As motor neurons throughout the brain begin dying at a rapid pace, the brain loses the ability to trigger muscle movements. Eventually, all movements from walking to breathing become impossible. 

Little is understood about how or why the disease develops or progresses as quickly as it does, which has made finding effective treatments extremely difficult. The reportedly most effective drug on the market is Riluzole, sold under the brand name Rilutek by Sanofi SA SNY. But even with this treatment, patients can only expect to add another two or three months to their prognosis. 

While the causes are not fully understood, researchers are gaining insights into the actual processes triggering that destruction, including oxidative stress, neuroinflammation and protein misfolding. 

That understanding is what’s spurred the recent interest in antibody-based therapies for ALS. The antibody-based therapies currently being investigated for ALS vary in specific targets and mechanisms, but the goal is to stop one or more of those cell destruction processes. 

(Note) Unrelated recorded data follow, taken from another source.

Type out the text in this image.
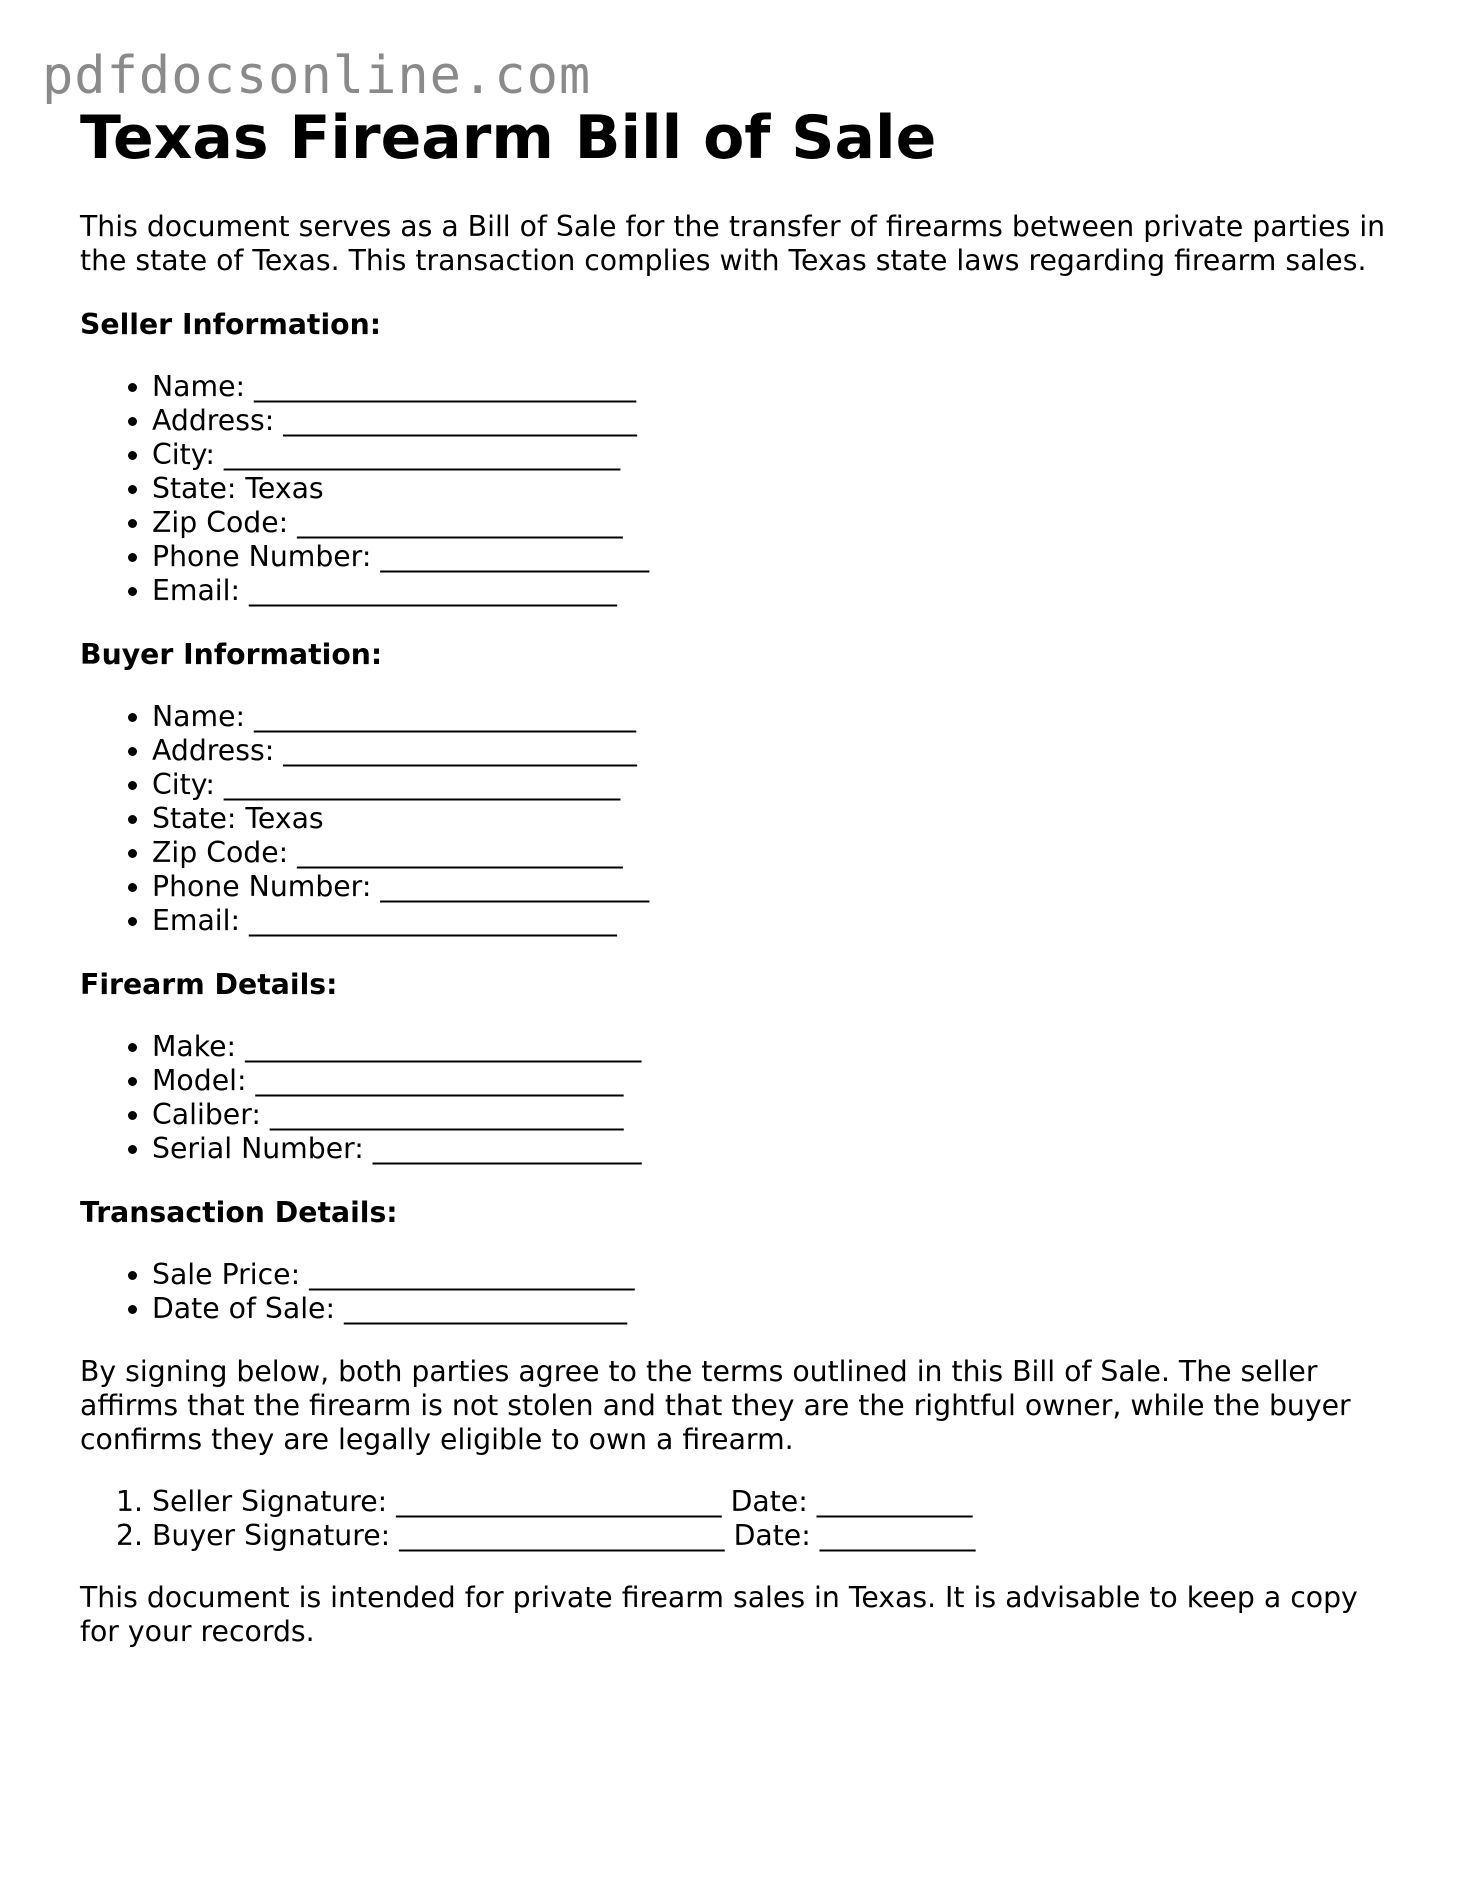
pdfdocsonline.com
Texas Firearm Bill of Sale

This document serves as a Bill of Sale for the transfer of firearms between private parties in the state of Texas. This transaction complies with Texas state laws regarding firearm sales.

Seller Information:
• Name: ___________________________
• Address: _________________________
• City: ____________________________
• State: Texas
• Zip Code: _______________________
• Phone Number: ___________________
• Email: __________________________
Buyer Information:
• Name: ___________________________
• Address: _________________________
• City: ____________________________
• State: Texas
• Zip Code: _______________________
• Phone Number: ___________________
• Email: __________________________
Firearm Details:
• Make: ____________________________
• Model: __________________________
• Caliber: _________________________
• Serial Number: ___________________
Transaction Details:
• Sale Price: _______________________
• Date of Sale: ____________________

By signing below, both parties agree to the terms outlined in this Bill of Sale. The seller affirms that the firearm is not stolen and that they are the rightful owner, while the buyer confirms they are legally eligible to own a firearm.

1. Seller Signature: _______________________ Date: ___________
2. Buyer Signature: _______________________ Date: ___________

This document is intended for private firearm sales in Texas. It is advisable to keep a copy for your records.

Pasithea’s Alpha-5 Integrin Treatment Could Soon Reach Human Trials

One of the latest drugs to emerge in this space is Pasithea’s recently acquired drug candidate PAT103, a mAb targeting the alpha-5/beta-1 integrin. The alpha-5/beta-1 integrin is a protein on the surface of cells that plays a key role in the brain inflammatory cascade(among other tasks). 

Researchers have found high concentrations of alpha 5 integrins in areas in the brain where motor neurons are located, both in animal models and human brain samples.  Moreover, levels continue to increase as the disease progresses.

By blocking this integrin, PAT103 aims to lower their activity and reduce the inflammatory response in the brain.

Preclinical research of the anti-alpha-5 integrin treatment has already yielded promising results. In animal models of ALS, mice treated with the drug candidate survived longer than controls and experienced improvement in motor function. These studies have been conducted both at Stanford University and in an independent laboratory.  Reproducing results is an important step in the scientific process. 

Based on these data, Pasithea says it plans to run toxicology studies and submit an investigational new drug (IND) application next year, aiming to begin human clinical trials by the end of 2023.